Offline and stream processing of big data sets can be done with tools such as Hadoop, Spark, and Storm, but what if you need to process big data at the time a user is making a request? This talk introduces Vespa – the open source big data serving engine. Vespa allows you to search, organize and evaluate machine-learned models from e.g TensorFlow over large, evolving data sets with latencies in the tens of milliseconds. Vespa is behind the recommendation, ad targeting and search at Yahoo where it handles billions of daily queries over billions of documents and was recently open sourced at

Speaker: Jon Bratseth

Jon Bratseth is a distinguished architect in Oath (former Yahoo), and the architect and one of the main contributors to Vespa, the open big data serving engine. Jon has 20 years experience as an architect and programmer on large distributed systems. He has a master in computer science from the Norwegian University of Science and Technology.

talk 2 : Lambda Architecture in Practice (Amplitude)

Over the last few years, Lambda Architecture has emerged as a common paradigm for building distributed data processing systems. We'll be looking at two case studies of custom analytics use cases in order to understand Lambda Architecture in practice and how it impacts the complexity of managing the long-term data.

The first is Sumo Logic, where we built a distributed full-text search and aggregation system on top of Lucene. This was before Lambda Architecture was popularized, and the infrastructure used batch processing only. However, because of the real-time requirements of log management, the batch layer had to commit new data quickly (approximately every minute), which led to fragmentation. In order to combat that, an additional reindexing mechanism was introduced that added significant complexity to the long-term data layer.

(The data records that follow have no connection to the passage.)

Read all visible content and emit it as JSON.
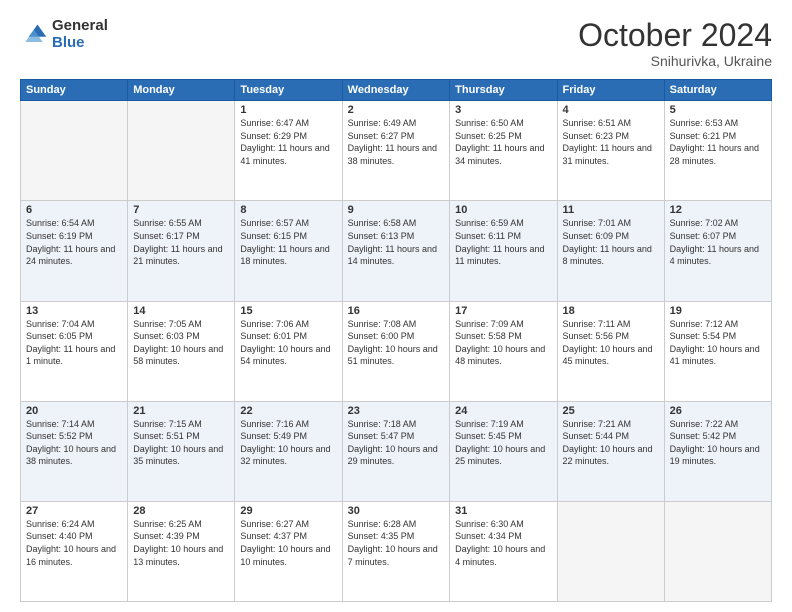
{
  "logo": {
    "general": "General",
    "blue": "Blue"
  },
  "header": {
    "month": "October 2024",
    "location": "Snihurivka, Ukraine"
  },
  "days_of_week": [
    "Sunday",
    "Monday",
    "Tuesday",
    "Wednesday",
    "Thursday",
    "Friday",
    "Saturday"
  ],
  "weeks": [
    [
      {
        "day": "",
        "info": ""
      },
      {
        "day": "",
        "info": ""
      },
      {
        "day": "1",
        "info": "Sunrise: 6:47 AM\nSunset: 6:29 PM\nDaylight: 11 hours and 41 minutes."
      },
      {
        "day": "2",
        "info": "Sunrise: 6:49 AM\nSunset: 6:27 PM\nDaylight: 11 hours and 38 minutes."
      },
      {
        "day": "3",
        "info": "Sunrise: 6:50 AM\nSunset: 6:25 PM\nDaylight: 11 hours and 34 minutes."
      },
      {
        "day": "4",
        "info": "Sunrise: 6:51 AM\nSunset: 6:23 PM\nDaylight: 11 hours and 31 minutes."
      },
      {
        "day": "5",
        "info": "Sunrise: 6:53 AM\nSunset: 6:21 PM\nDaylight: 11 hours and 28 minutes."
      }
    ],
    [
      {
        "day": "6",
        "info": "Sunrise: 6:54 AM\nSunset: 6:19 PM\nDaylight: 11 hours and 24 minutes."
      },
      {
        "day": "7",
        "info": "Sunrise: 6:55 AM\nSunset: 6:17 PM\nDaylight: 11 hours and 21 minutes."
      },
      {
        "day": "8",
        "info": "Sunrise: 6:57 AM\nSunset: 6:15 PM\nDaylight: 11 hours and 18 minutes."
      },
      {
        "day": "9",
        "info": "Sunrise: 6:58 AM\nSunset: 6:13 PM\nDaylight: 11 hours and 14 minutes."
      },
      {
        "day": "10",
        "info": "Sunrise: 6:59 AM\nSunset: 6:11 PM\nDaylight: 11 hours and 11 minutes."
      },
      {
        "day": "11",
        "info": "Sunrise: 7:01 AM\nSunset: 6:09 PM\nDaylight: 11 hours and 8 minutes."
      },
      {
        "day": "12",
        "info": "Sunrise: 7:02 AM\nSunset: 6:07 PM\nDaylight: 11 hours and 4 minutes."
      }
    ],
    [
      {
        "day": "13",
        "info": "Sunrise: 7:04 AM\nSunset: 6:05 PM\nDaylight: 11 hours and 1 minute."
      },
      {
        "day": "14",
        "info": "Sunrise: 7:05 AM\nSunset: 6:03 PM\nDaylight: 10 hours and 58 minutes."
      },
      {
        "day": "15",
        "info": "Sunrise: 7:06 AM\nSunset: 6:01 PM\nDaylight: 10 hours and 54 minutes."
      },
      {
        "day": "16",
        "info": "Sunrise: 7:08 AM\nSunset: 6:00 PM\nDaylight: 10 hours and 51 minutes."
      },
      {
        "day": "17",
        "info": "Sunrise: 7:09 AM\nSunset: 5:58 PM\nDaylight: 10 hours and 48 minutes."
      },
      {
        "day": "18",
        "info": "Sunrise: 7:11 AM\nSunset: 5:56 PM\nDaylight: 10 hours and 45 minutes."
      },
      {
        "day": "19",
        "info": "Sunrise: 7:12 AM\nSunset: 5:54 PM\nDaylight: 10 hours and 41 minutes."
      }
    ],
    [
      {
        "day": "20",
        "info": "Sunrise: 7:14 AM\nSunset: 5:52 PM\nDaylight: 10 hours and 38 minutes."
      },
      {
        "day": "21",
        "info": "Sunrise: 7:15 AM\nSunset: 5:51 PM\nDaylight: 10 hours and 35 minutes."
      },
      {
        "day": "22",
        "info": "Sunrise: 7:16 AM\nSunset: 5:49 PM\nDaylight: 10 hours and 32 minutes."
      },
      {
        "day": "23",
        "info": "Sunrise: 7:18 AM\nSunset: 5:47 PM\nDaylight: 10 hours and 29 minutes."
      },
      {
        "day": "24",
        "info": "Sunrise: 7:19 AM\nSunset: 5:45 PM\nDaylight: 10 hours and 25 minutes."
      },
      {
        "day": "25",
        "info": "Sunrise: 7:21 AM\nSunset: 5:44 PM\nDaylight: 10 hours and 22 minutes."
      },
      {
        "day": "26",
        "info": "Sunrise: 7:22 AM\nSunset: 5:42 PM\nDaylight: 10 hours and 19 minutes."
      }
    ],
    [
      {
        "day": "27",
        "info": "Sunrise: 6:24 AM\nSunset: 4:40 PM\nDaylight: 10 hours and 16 minutes."
      },
      {
        "day": "28",
        "info": "Sunrise: 6:25 AM\nSunset: 4:39 PM\nDaylight: 10 hours and 13 minutes."
      },
      {
        "day": "29",
        "info": "Sunrise: 6:27 AM\nSunset: 4:37 PM\nDaylight: 10 hours and 10 minutes."
      },
      {
        "day": "30",
        "info": "Sunrise: 6:28 AM\nSunset: 4:35 PM\nDaylight: 10 hours and 7 minutes."
      },
      {
        "day": "31",
        "info": "Sunrise: 6:30 AM\nSunset: 4:34 PM\nDaylight: 10 hours and 4 minutes."
      },
      {
        "day": "",
        "info": ""
      },
      {
        "day": "",
        "info": ""
      }
    ]
  ]
}
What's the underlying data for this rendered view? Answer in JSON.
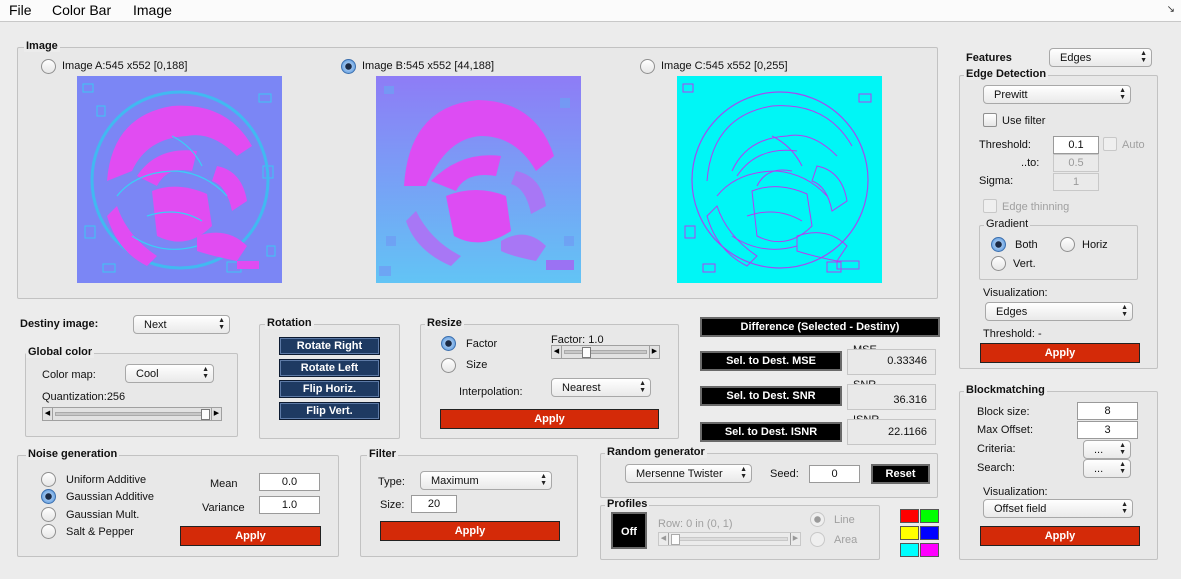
{
  "menu": {
    "file": "File",
    "colorbar": "Color Bar",
    "image": "Image"
  },
  "image_group": {
    "title": "Image",
    "a_label": "Image A:545 x552 [0,188]",
    "b_label": "Image B:545 x552 [44,188]",
    "c_label": "Image C:545 x552 [0,255]",
    "selected": "B"
  },
  "destiny": {
    "label": "Destiny image:",
    "value": "Next"
  },
  "global_color": {
    "title": "Global color",
    "colormap_label": "Color map:",
    "colormap_value": "Cool",
    "quantization_label": "Quantization:256",
    "quantization_level": 1.0
  },
  "rotation": {
    "title": "Rotation",
    "rotate_right": "Rotate Right",
    "rotate_left": "Rotate Left",
    "flip_h": "Flip Horiz.",
    "flip_v": "Flip Vert."
  },
  "resize": {
    "title": "Resize",
    "factor_label": "Factor",
    "size_label": "Size",
    "factor_value_label": "Factor: 1.0",
    "interp_label": "Interpolation:",
    "interp_value": "Nearest",
    "apply": "Apply"
  },
  "comparison": {
    "difference": "Difference (Selected - Destiny)",
    "mse_btn": "Sel. to Dest. MSE",
    "mse_label": "MSE",
    "mse_value": "0.33346",
    "snr_btn": "Sel. to Dest. SNR",
    "snr_label": "SNR",
    "snr_value": "36.316",
    "isnr_btn": "Sel. to Dest. ISNR",
    "isnr_label": "ISNR",
    "isnr_value": "22.1166"
  },
  "noise": {
    "title": "Noise generation",
    "uniform": "Uniform Additive",
    "gaussian": "Gaussian Additive",
    "gaussian_mult": "Gaussian Mult.",
    "salt_pepper": "Salt & Pepper",
    "mean_label": "Mean",
    "mean_value": "0.0",
    "variance_label": "Variance",
    "variance_value": "1.0",
    "apply": "Apply"
  },
  "filter": {
    "title": "Filter",
    "type_label": "Type:",
    "type_value": "Maximum",
    "size_label": "Size:",
    "size_value": "20",
    "apply": "Apply"
  },
  "random": {
    "title": "Random generator",
    "generator": "Mersenne Twister",
    "seed_label": "Seed:",
    "seed_value": "0",
    "reset": "Reset"
  },
  "profiles": {
    "title": "Profiles",
    "off": "Off",
    "row_label": "Row: 0 in (0, 1)",
    "line": "Line",
    "area": "Area"
  },
  "swatches": {
    "red": "#ff0000",
    "green": "#00ff00",
    "yellow": "#ffff00",
    "blue": "#0000ff",
    "cyan": "#00ffff",
    "magenta": "#ff00ff"
  },
  "features": {
    "label": "Features",
    "value": "Edges"
  },
  "edge": {
    "title": "Edge Detection",
    "method": "Prewitt",
    "use_filter": "Use filter",
    "threshold_label": "Threshold:",
    "threshold_value": "0.1",
    "auto": "Auto",
    "to_label": "..to:",
    "to_value": "0.5",
    "sigma_label": "Sigma:",
    "sigma_value": "1",
    "thinning": "Edge thinning",
    "gradient_title": "Gradient",
    "both": "Both",
    "horiz": "Horiz",
    "vert": "Vert.",
    "visualization_label": "Visualization:",
    "visualization_value": "Edges",
    "threshold_result": "Threshold: -",
    "apply": "Apply"
  },
  "blockmatching": {
    "title": "Blockmatching",
    "block_size_label": "Block size:",
    "block_size_value": "8",
    "max_offset_label": "Max Offset:",
    "max_offset_value": "3",
    "criteria_label": "Criteria:",
    "criteria_value": "...",
    "search_label": "Search:",
    "search_value": "...",
    "visualization_label": "Visualization:",
    "visualization_value": "Offset field",
    "apply": "Apply"
  }
}
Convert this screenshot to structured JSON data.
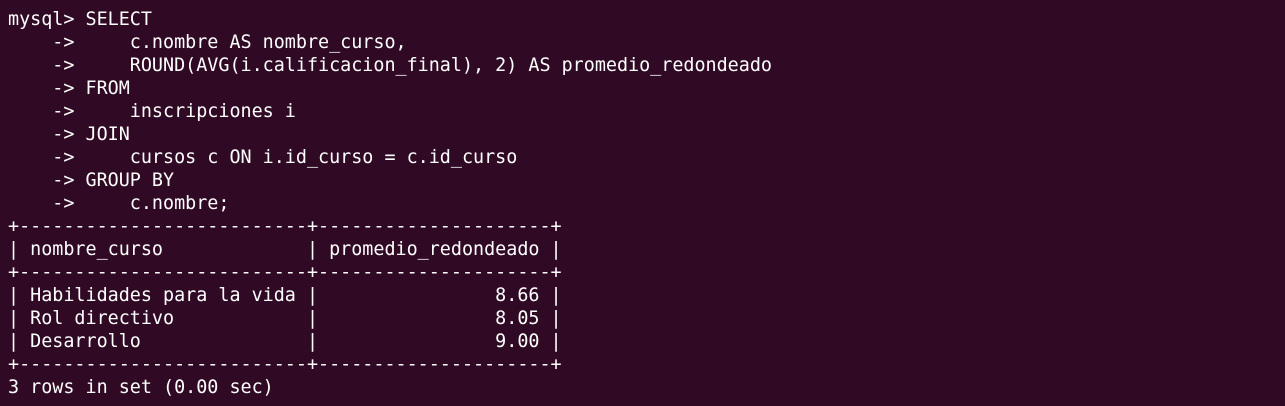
{
  "terminal": {
    "background": "#300a24",
    "foreground": "#ffffff",
    "lines": [
      "mysql> SELECT",
      "    ->     c.nombre AS nombre_curso,",
      "    ->     ROUND(AVG(i.calificacion_final), 2) AS promedio_redondeado",
      "    -> FROM",
      "    ->     inscripciones i",
      "    -> JOIN",
      "    ->     cursos c ON i.id_curso = c.id_curso",
      "    -> GROUP BY",
      "    ->     c.nombre;",
      "+--------------------------+---------------------+",
      "| nombre_curso             | promedio_redondeado |",
      "+--------------------------+---------------------+",
      "| Habilidades para la vida |                8.66 |",
      "| Rol directivo            |                8.05 |",
      "| Desarrollo               |                9.00 |",
      "+--------------------------+---------------------+",
      "3 rows in set (0.00 sec)"
    ]
  }
}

The second is Amplitude, where we have built a distributed column store using Lambda Architecture. Our system, Nova, is inspired by Druid, with streaming and batch processing layers that can handle the same query patterns. Some of the key practical problems we solved include avoiding the duplication of query logic across the two layers and ensuring proper handoffs of data, both potential pitfalls of using Lambda Architecture. While the resulting system is more complex operationally, it has made managing the long-term data much simpler and less error-prone.

Speaker Jeffrey Wang

Jeffrey Wang is a Co-founder and Chief Architect at Amplitude Analytics. He works on a variety of product and engineering problems, including building out the columnar data store that powers Amplitude. He studied CS at Stanford and previously worked at Palantir and Sumo Logic.